Très précisément. La justice, et c’est heureux, prend son temps pour examiner les questions qui lui sont soumises et surtout pour le faire en respectant les principes du procès pénal et en particulier les droits de la défense. Ce sont des progrès de civilisation qu’il faut absolument préserver. Alors, peut-être faudrait-il imaginer des systèmes de responsabilité pour les médias. Tout ce qui a été envisagé et mis en place jusqu’à présent s’est révélé inutile. Malheur à celui qui tombe dans l’œil du cyclone et subit un lynchage médiatique.
Il y a eu aussi beaucoup de dénonciations fantaisistes, ou en tout cas impossibles à établir.
En somme, #MeToo a «bafoué l’État de droit»? N’était-ce pas un mal nécessaire, à en juger d’après l’ampleur du phénomène du harcèlement?
Je ne reproche pas au mouvement #Metoo d’avoir «bafoué l’état de droit», je m’interroge sur sa compatibilité avec celui-ci. S’il y avait à choisir entre la lutte contre le harcèlement sexuel et le respect des principes fondamentaux des libertés publiques, vous aurez compris que je choisis le second. Dans ce domaine, la fin ne justifie jamais les moyens. Mais heureusement le problème ne se pose pas comme ça, l’incendie déclenché l’année dernière me semble aujourd’hui circonscrit. Le féminisme victimaire furieux qui l’avait fait déboucher sur les dévoiements dont on vient de parler, est aujourd’hui plus discret, probablement victime de ses propres excès.
TF1 a diffusé un téléfilm en deux parties retraçant le destin de Jacqueline Sauvage, qui avait été condamnée pour le meurtre de son mari, coupable de violences conjugales répétées à son encontre. Selon vous, Jacqueline Sauvage devrait encore être en prison?

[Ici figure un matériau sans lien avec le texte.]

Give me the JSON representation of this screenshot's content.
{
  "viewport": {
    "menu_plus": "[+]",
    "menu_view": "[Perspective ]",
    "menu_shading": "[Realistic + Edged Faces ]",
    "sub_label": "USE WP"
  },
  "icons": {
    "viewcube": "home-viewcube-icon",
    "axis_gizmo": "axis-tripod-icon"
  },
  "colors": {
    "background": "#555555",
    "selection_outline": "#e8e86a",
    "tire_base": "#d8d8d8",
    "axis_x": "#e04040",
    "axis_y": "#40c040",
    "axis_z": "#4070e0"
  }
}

Je ne sais pas si Jacqueline Sauvage devrait être en prison, mais cela relevait à mon avis de la compétence du juge de l’application des peines. François Hollande, jamais en retard d’une manipulation et pour faire plaisir au petit milieu du showbiz qui le fascine, a accordé une grâce présidentielle à Jacqueline Sauvage. Et lui a permis de ne pas effectuer la peine fixée par deux Cours d’assises successives après des procédures dont jamais personne n’a contesté la régularité. Je ne veux aucun mal à Jacqueline Sauvage que je ne connais pas, mais sachant ce qu’est la prison je pense que, pour elle, il est mieux d’être dehors. En revanche ce que je trouve éminemment critiquable c’est l’instrumentalisation de cette affaire pour transformer cette personne en victime de violences conjugales pendant 50 ans et qui n’avait fait que se défendre. C’est simplement une imposture fondée sur un mensonge. Cette instrumentalisation a d’abord été le fait de ses défenseurs en appel qui ont adopté une stratégie de légitime défense absurde, ensuite d’associations féministes sans principes, et enfin de «stars» des plateaux qui ont vu là une occasion de se mettre en avant. Ce dévoiement est un mauvais coup porté à la cause incontestable de la lutte contre les violences conjugales.